Documentary photographer Rudi Dundas aims to tell the stories of the people who suffer most from a lack of clean drinking water.
As a little girl, Rudi Dundas dreamed of starting a chimpanzee farm in Africa when she grew up. “I was a great admirer of Jane Goodall and her work in Gombe, from a National Geographic article I read as a girl,” Rudi told The Image Flow.
Rudi was raised in North Carolina where she also completed her bachelor’s degree in fine art photography. Her graduate work in San Francisco and at The Gobelins in Paris was in French tapestry—she used a 15th French tapestry technique to weave “photorealistic” images. From there she went to New York and opened a tapestry studio that she later converted into a non-profit contemporary art gallery. Through it all, she continued to dream of going to Africa.
When digital photography took off in the early 2000s, Rudi says she threw out her paints and picked up a camera.
She finally got the chance to go to Africa in 2009. “The opportunity came up to photograph coffee farmers in Rwanda and I jumped at it!” She was photographing coffee farmers for Peet’s Coffee and says the way in which people had recovered from the 1994 genocide really impressed her. Not long after she met Lisa Nash of the Blue Planet Network who told her that access to clean drinking water is the starting point for social change. Rudi decided to commit herself to the cause.
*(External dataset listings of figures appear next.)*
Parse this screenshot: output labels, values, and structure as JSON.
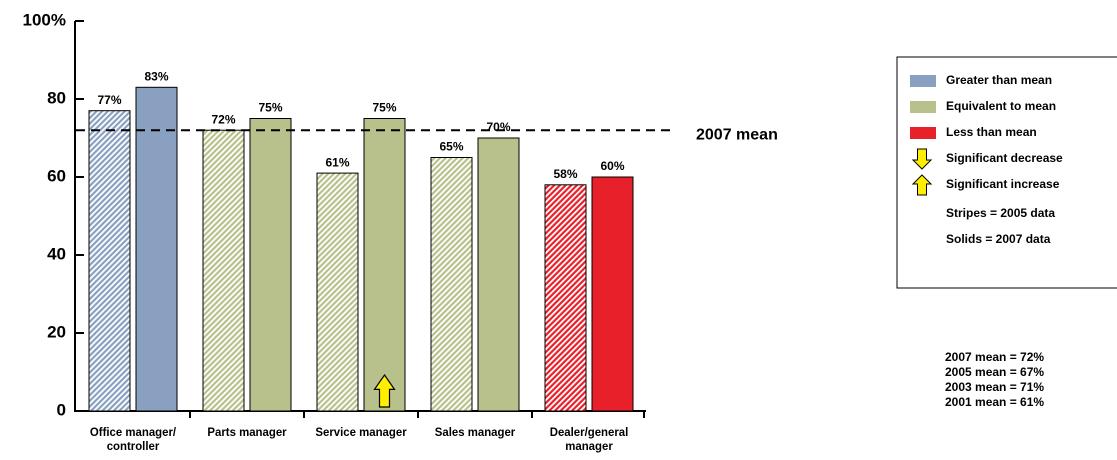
{
  "chart_data": {
    "type": "bar",
    "categories": [
      "Office manager/ controller",
      "Parts manager",
      "Service manager",
      "Sales manager",
      "Dealer/general manager"
    ],
    "series": [
      {
        "name": "Stripes = 2005 data",
        "pattern": "stripes",
        "colors": [
          "#8aa0c0",
          "#b8c08c",
          "#b8c08c",
          "#b8c08c",
          "#e8202a"
        ],
        "values": [
          77,
          72,
          61,
          65,
          58
        ],
        "value_labels": [
          "77%",
          "72%",
          "61%",
          "65%",
          "58%"
        ]
      },
      {
        "name": "Solids = 2007 data",
        "pattern": "solid",
        "colors": [
          "#8aa0c0",
          "#b8c08c",
          "#b8c08c",
          "#b8c08c",
          "#e8202a"
        ],
        "values": [
          83,
          75,
          75,
          70,
          60
        ],
        "value_labels": [
          "83%",
          "75%",
          "75%",
          "70%",
          "60%"
        ],
        "arrows": [
          null,
          null,
          "increase",
          null,
          null
        ]
      }
    ],
    "ylim": [
      0,
      100
    ],
    "yticks": [
      0,
      20,
      40,
      60,
      80,
      {
        "value": 100,
        "label": "100%"
      }
    ],
    "mean": {
      "value": 72,
      "label": "2007 mean"
    },
    "legend": [
      {
        "label": "Greater than mean",
        "color": "#8aa0c0",
        "symbol": "box"
      },
      {
        "label": "Equivalent to mean",
        "color": "#b8c08c",
        "symbol": "box"
      },
      {
        "label": "Less than mean",
        "color": "#e8202a",
        "symbol": "box"
      },
      {
        "label": "Significant decrease",
        "color": "#ffee00",
        "symbol": "down"
      },
      {
        "label": "Significant increase",
        "color": "#ffee00",
        "symbol": "up"
      }
    ],
    "notes": [
      "2007 mean = 72%",
      "2005 mean = 67%",
      "2003 mean = 71%",
      "2001 mean = 61%"
    ]
  }
}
This month, The Face of Water, a series of portraits that tells the stories of people affected by the lack of clean drinking water, opens at the World Affairs Council in San Francisco.
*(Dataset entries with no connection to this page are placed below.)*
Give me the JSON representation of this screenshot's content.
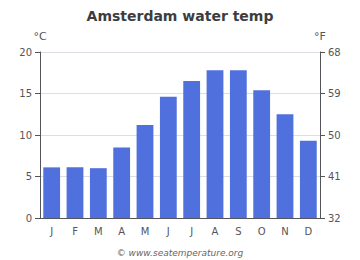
{
  "chart_data": {
    "type": "bar",
    "title": "Amsterdam water temp",
    "categories": [
      "J",
      "F",
      "M",
      "A",
      "M",
      "J",
      "J",
      "A",
      "S",
      "O",
      "N",
      "D"
    ],
    "values": [
      6.1,
      6.1,
      6.0,
      8.5,
      11.2,
      14.6,
      16.5,
      17.8,
      17.8,
      15.4,
      12.5,
      9.3
    ],
    "ylabel": "°C",
    "ylim": [
      0,
      20
    ],
    "yticks": [
      0,
      5,
      10,
      15,
      20
    ],
    "y2label": "°F",
    "y2lim": [
      32,
      68
    ],
    "y2ticks": [
      32,
      41,
      50,
      59,
      68
    ],
    "annotations": [
      "© www.seatemperature.org"
    ],
    "grid": true
  }
}
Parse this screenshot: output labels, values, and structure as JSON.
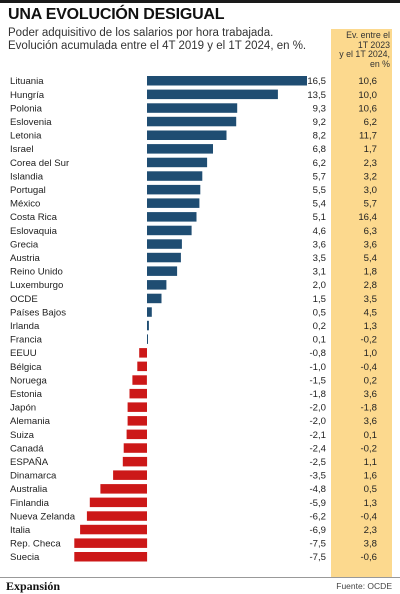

The square portraits, which were all printed at The Image Flow, depict with startling intimacy, the amazing people Rudi has met throughout her travels. The series of images was created over the past five year across 15 countries.
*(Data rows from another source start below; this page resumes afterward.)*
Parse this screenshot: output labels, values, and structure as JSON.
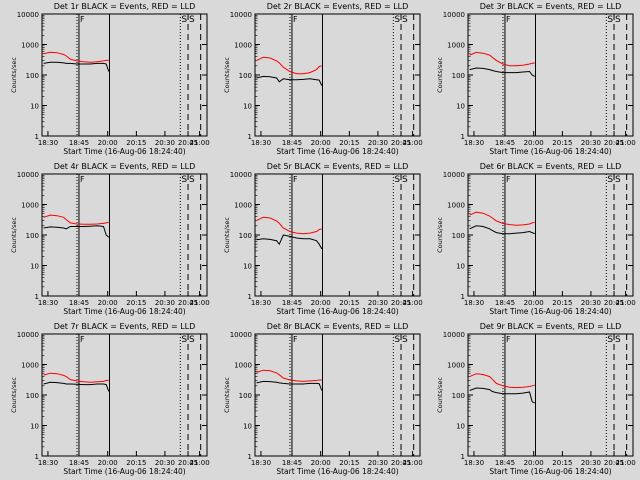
{
  "colors": {
    "background": "#d9d9d9",
    "events": "#000000",
    "lld": "#ff0000",
    "axes": "#000000"
  },
  "chart_data": [
    {
      "type": "line",
      "title": "Det 1r BLACK = Events, RED = LLD",
      "xlabel": "Start Time (16-Aug-06 18:24:40)",
      "ylabel": "Counts/sec",
      "yscale": "log",
      "ylim": [
        1,
        10000
      ],
      "yticks": [
        "1",
        "10",
        "100",
        "1000",
        "10000"
      ],
      "xlim": [
        "18:24",
        "21:10"
      ],
      "xticks": [
        "18:30",
        "18:45",
        "20:00",
        "20:15",
        "20:30",
        "20:45",
        "21:00"
      ],
      "annotations": [
        "F",
        "S",
        "S"
      ],
      "series": [
        {
          "x": [
            "18:25",
            "18:30",
            "18:35",
            "18:40",
            "18:42",
            "18:45",
            "18:50",
            "18:55",
            "19:00",
            "19:05",
            "19:10",
            "19:12",
            "19:14"
          ],
          "values": [
            240,
            260,
            260,
            250,
            240,
            240,
            230,
            230,
            230,
            240,
            240,
            230,
            130
          ]
        },
        {
          "x": [
            "18:25",
            "18:30",
            "18:35",
            "18:40",
            "18:42",
            "18:45",
            "18:50",
            "18:55",
            "19:00",
            "19:05",
            "19:10",
            "19:12",
            "19:14"
          ],
          "values": [
            500,
            560,
            540,
            470,
            420,
            330,
            290,
            270,
            260,
            270,
            290,
            300,
            300
          ]
        }
      ]
    },
    {
      "type": "line",
      "title": "Det 2r BLACK = Events, RED = LLD",
      "xlabel": "Start Time (16-Aug-06 18:24:40)",
      "ylabel": "Counts/sec",
      "yscale": "log",
      "ylim": [
        1,
        10000
      ],
      "yticks": [
        "1",
        "10",
        "100",
        "1000",
        "10000"
      ],
      "xlim": [
        "18:24",
        "21:10"
      ],
      "xticks": [
        "18:30",
        "18:45",
        "20:00",
        "20:15",
        "20:30",
        "20:45",
        "21:00"
      ],
      "annotations": [
        "F",
        "S",
        "S"
      ],
      "series": [
        {
          "x": [
            "18:25",
            "18:30",
            "18:35",
            "18:40",
            "18:42",
            "18:45",
            "18:50",
            "18:55",
            "19:00",
            "19:05",
            "19:10",
            "19:12",
            "19:14"
          ],
          "values": [
            80,
            90,
            88,
            80,
            60,
            75,
            70,
            70,
            72,
            75,
            70,
            68,
            45
          ]
        },
        {
          "x": [
            "18:25",
            "18:30",
            "18:35",
            "18:40",
            "18:42",
            "18:45",
            "18:50",
            "18:55",
            "19:00",
            "19:05",
            "19:10",
            "19:12",
            "19:14"
          ],
          "values": [
            300,
            380,
            360,
            290,
            250,
            180,
            130,
            110,
            110,
            120,
            150,
            190,
            200
          ]
        }
      ]
    },
    {
      "type": "line",
      "title": "Det 3r BLACK = Events, RED = LLD",
      "xlabel": "Start Time (16-Aug-06 18:24:40)",
      "ylabel": "Counts/sec",
      "yscale": "log",
      "ylim": [
        1,
        10000
      ],
      "yticks": [
        "1",
        "10",
        "100",
        "1000",
        "10000"
      ],
      "xlim": [
        "18:24",
        "21:10"
      ],
      "xticks": [
        "18:30",
        "18:45",
        "20:00",
        "20:15",
        "20:30",
        "20:45",
        "21:00"
      ],
      "annotations": [
        "F",
        "S",
        "S"
      ],
      "series": [
        {
          "x": [
            "18:25",
            "18:30",
            "18:35",
            "18:40",
            "18:42",
            "18:45",
            "18:50",
            "18:55",
            "19:00",
            "19:05",
            "19:10",
            "19:12",
            "19:14"
          ],
          "values": [
            150,
            170,
            165,
            150,
            140,
            130,
            120,
            120,
            120,
            125,
            130,
            100,
            90
          ]
        },
        {
          "x": [
            "18:25",
            "18:30",
            "18:35",
            "18:40",
            "18:42",
            "18:45",
            "18:50",
            "18:55",
            "19:00",
            "19:05",
            "19:10",
            "19:12",
            "19:14"
          ],
          "values": [
            450,
            550,
            520,
            450,
            380,
            300,
            230,
            200,
            200,
            210,
            230,
            240,
            250
          ]
        }
      ]
    },
    {
      "type": "line",
      "title": "Det 4r BLACK = Events, RED = LLD",
      "xlabel": "Start Time (16-Aug-06 18:24:40)",
      "ylabel": "Counts/sec",
      "yscale": "log",
      "ylim": [
        1,
        10000
      ],
      "yticks": [
        "1",
        "10",
        "100",
        "1000",
        "10000"
      ],
      "xlim": [
        "18:24",
        "21:10"
      ],
      "xticks": [
        "18:30",
        "18:45",
        "20:00",
        "20:15",
        "20:30",
        "20:45",
        "21:00"
      ],
      "annotations": [
        "F",
        "S",
        "S"
      ],
      "series": [
        {
          "x": [
            "18:25",
            "18:30",
            "18:35",
            "18:40",
            "18:42",
            "18:45",
            "18:50",
            "18:55",
            "19:00",
            "19:05",
            "19:10",
            "19:12",
            "19:14"
          ],
          "values": [
            170,
            185,
            180,
            170,
            160,
            190,
            190,
            190,
            195,
            200,
            190,
            100,
            85
          ]
        },
        {
          "x": [
            "18:25",
            "18:30",
            "18:35",
            "18:40",
            "18:42",
            "18:45",
            "18:50",
            "18:55",
            "19:00",
            "19:05",
            "19:10",
            "19:12",
            "19:14"
          ],
          "values": [
            380,
            450,
            430,
            380,
            320,
            250,
            230,
            225,
            225,
            230,
            240,
            250,
            260
          ]
        }
      ]
    },
    {
      "type": "line",
      "title": "Det 5r BLACK = Events, RED = LLD",
      "xlabel": "Start Time (16-Aug-06 18:24:40)",
      "ylabel": "Counts/sec",
      "yscale": "log",
      "ylim": [
        1,
        10000
      ],
      "yticks": [
        "1",
        "10",
        "100",
        "1000",
        "10000"
      ],
      "xlim": [
        "18:24",
        "21:10"
      ],
      "xticks": [
        "18:30",
        "18:45",
        "20:00",
        "20:15",
        "20:30",
        "20:45",
        "21:00"
      ],
      "annotations": [
        "F",
        "S",
        "S"
      ],
      "series": [
        {
          "x": [
            "18:25",
            "18:30",
            "18:35",
            "18:40",
            "18:42",
            "18:45",
            "18:50",
            "18:55",
            "19:00",
            "19:05",
            "19:10",
            "19:12",
            "19:14"
          ],
          "values": [
            70,
            75,
            72,
            65,
            50,
            100,
            90,
            80,
            75,
            75,
            65,
            50,
            35
          ]
        },
        {
          "x": [
            "18:25",
            "18:30",
            "18:35",
            "18:40",
            "18:42",
            "18:45",
            "18:50",
            "18:55",
            "19:00",
            "19:05",
            "19:10",
            "19:12",
            "19:14"
          ],
          "values": [
            300,
            380,
            360,
            290,
            240,
            170,
            130,
            115,
            110,
            115,
            130,
            150,
            160
          ]
        }
      ]
    },
    {
      "type": "line",
      "title": "Det 6r BLACK = Events, RED = LLD",
      "xlabel": "Start Time (16-Aug-06 18:24:40)",
      "ylabel": "Counts/sec",
      "yscale": "log",
      "ylim": [
        1,
        10000
      ],
      "yticks": [
        "1",
        "10",
        "100",
        "1000",
        "10000"
      ],
      "xlim": [
        "18:24",
        "21:10"
      ],
      "xticks": [
        "18:30",
        "18:45",
        "20:00",
        "20:15",
        "20:30",
        "20:45",
        "21:00"
      ],
      "annotations": [
        "F",
        "S",
        "S"
      ],
      "series": [
        {
          "x": [
            "18:25",
            "18:30",
            "18:35",
            "18:40",
            "18:42",
            "18:45",
            "18:50",
            "18:55",
            "19:00",
            "19:05",
            "19:10",
            "19:12",
            "19:14"
          ],
          "values": [
            160,
            200,
            190,
            160,
            140,
            120,
            110,
            110,
            115,
            120,
            130,
            120,
            110
          ]
        },
        {
          "x": [
            "18:25",
            "18:30",
            "18:35",
            "18:40",
            "18:42",
            "18:45",
            "18:50",
            "18:55",
            "19:00",
            "19:05",
            "19:10",
            "19:12",
            "19:14"
          ],
          "values": [
            450,
            560,
            520,
            420,
            360,
            290,
            240,
            220,
            210,
            215,
            230,
            250,
            260
          ]
        }
      ]
    },
    {
      "type": "line",
      "title": "Det 7r BLACK = Events, RED = LLD",
      "xlabel": "Start Time (16-Aug-06 18:24:40)",
      "ylabel": "Counts/sec",
      "yscale": "log",
      "ylim": [
        1,
        10000
      ],
      "yticks": [
        "1",
        "10",
        "100",
        "1000",
        "10000"
      ],
      "xlim": [
        "18:24",
        "21:10"
      ],
      "xticks": [
        "18:30",
        "18:45",
        "20:00",
        "20:15",
        "20:30",
        "20:45",
        "21:00"
      ],
      "annotations": [
        "F",
        "S",
        "S"
      ],
      "series": [
        {
          "x": [
            "18:25",
            "18:30",
            "18:35",
            "18:40",
            "18:42",
            "18:45",
            "18:50",
            "18:55",
            "19:00",
            "19:05",
            "19:10",
            "19:12",
            "19:14"
          ],
          "values": [
            230,
            260,
            255,
            240,
            230,
            230,
            225,
            220,
            220,
            230,
            230,
            220,
            130
          ]
        },
        {
          "x": [
            "18:25",
            "18:30",
            "18:35",
            "18:40",
            "18:42",
            "18:45",
            "18:50",
            "18:55",
            "19:00",
            "19:05",
            "19:10",
            "19:12",
            "19:14"
          ],
          "values": [
            450,
            520,
            500,
            440,
            400,
            320,
            290,
            270,
            260,
            270,
            280,
            300,
            300
          ]
        }
      ]
    },
    {
      "type": "line",
      "title": "Det 8r BLACK = Events, RED = LLD",
      "xlabel": "Start Time (16-Aug-06 18:24:40)",
      "ylabel": "Counts/sec",
      "yscale": "log",
      "ylim": [
        1,
        10000
      ],
      "yticks": [
        "1",
        "10",
        "100",
        "1000",
        "10000"
      ],
      "xlim": [
        "18:24",
        "21:10"
      ],
      "xticks": [
        "18:30",
        "18:45",
        "20:00",
        "20:15",
        "20:30",
        "20:45",
        "21:00"
      ],
      "annotations": [
        "F",
        "S",
        "S"
      ],
      "series": [
        {
          "x": [
            "18:25",
            "18:30",
            "18:35",
            "18:40",
            "18:42",
            "18:45",
            "18:50",
            "18:55",
            "19:00",
            "19:05",
            "19:10",
            "19:12",
            "19:14"
          ],
          "values": [
            250,
            280,
            275,
            260,
            250,
            240,
            230,
            230,
            230,
            240,
            240,
            235,
            140
          ]
        },
        {
          "x": [
            "18:25",
            "18:30",
            "18:35",
            "18:40",
            "18:42",
            "18:45",
            "18:50",
            "18:55",
            "19:00",
            "19:05",
            "19:10",
            "19:12",
            "19:14"
          ],
          "values": [
            550,
            650,
            620,
            530,
            460,
            360,
            310,
            290,
            280,
            290,
            300,
            310,
            310
          ]
        }
      ]
    },
    {
      "type": "line",
      "title": "Det 9r BLACK = Events, RED = LLD",
      "xlabel": "Start Time (16-Aug-06 18:24:40)",
      "ylabel": "Counts/sec",
      "yscale": "log",
      "ylim": [
        1,
        10000
      ],
      "yticks": [
        "1",
        "10",
        "100",
        "1000",
        "10000"
      ],
      "xlim": [
        "18:24",
        "21:10"
      ],
      "xticks": [
        "18:30",
        "18:45",
        "20:00",
        "20:15",
        "20:30",
        "20:45",
        "21:00"
      ],
      "annotations": [
        "F",
        "S",
        "S"
      ],
      "series": [
        {
          "x": [
            "18:25",
            "18:30",
            "18:35",
            "18:40",
            "18:42",
            "18:45",
            "18:50",
            "18:55",
            "19:00",
            "19:05",
            "19:10",
            "19:12",
            "19:14"
          ],
          "values": [
            140,
            170,
            165,
            150,
            130,
            120,
            110,
            110,
            110,
            115,
            125,
            60,
            55
          ]
        },
        {
          "x": [
            "18:25",
            "18:30",
            "18:35",
            "18:40",
            "18:42",
            "18:45",
            "18:50",
            "18:55",
            "19:00",
            "19:05",
            "19:10",
            "19:12",
            "19:14"
          ],
          "values": [
            400,
            500,
            470,
            400,
            330,
            240,
            200,
            180,
            175,
            180,
            190,
            200,
            210
          ]
        }
      ]
    }
  ]
}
She has photographed the Samburu and the Maasai Mara in Kenya; the Omo River Valley and the Sidamo regions of Ethiopia; Pallisa in Uganda; Cyangugu in Rwanda; West Bengal in India; Arusha in Tanzania; Ntchisi in Malawi; Havana and Vinales in Cuba; and Pokhara and Kathmandu in Nepal. She says she hopes that her iconic, eye-to-eye portraits will portray the dignity and beauty of the people she has met along the way.
Rudi’s work is focused on humanitarian projects and stories about people’s days lives and their struggle with environmental and social issues. “I avoid conflict photography. I know I would be too difficult for me. The things I find sensitive are more often of a political nature,” she says.
One of those issues is with the new Gibe III river dam, due to open this summer in the Omo River Valley. “Ending alluvial flood plain farming and access of livestock to flood enriched pasture will certainly lead to hunger issues, if not to famine,” Rudi says.
The exhibition will be shown during the entire month of February, but Rudi says The Face of Water is a lifetime project. “I will always be interested in how people are affected by their drinking water issues, in each community I visit.” Next, Rudi plans to start a project focused on the California Delta in the spring, and her next international trip is a trip to Mongolia in late July, which will be a photo expedition with Chris Rainier organized by National Geographic.
Join Rudi
Rudi hopes that everyone who sees her images will connect with the stories and be motivated to get involved. She suggests connecting with an NGO that does work in a field that means something to you, be it drinking water, or another issue. “Blue Planet Network is a great place to begin with drinking water issues. They represent some of the NGO’s that I worked with in order to create the work in this exhibition. There are many volunteer opportunities that can be tagged onto a trip that is already planned.”
But you don’t have to go to Africa to get involved—there are numerous water issues to contend with here at home. “I am also a docent at Point Reyes National Seashore!”
For the issues surrounding the Gibe III dam in the Omo River Valley, the groups, Survival International, Berkeley’s International Rivers, and the Oakland Institute are three groups working on the issue surrounding the Gibe III dame in the Omo River Valley in Ethiopia.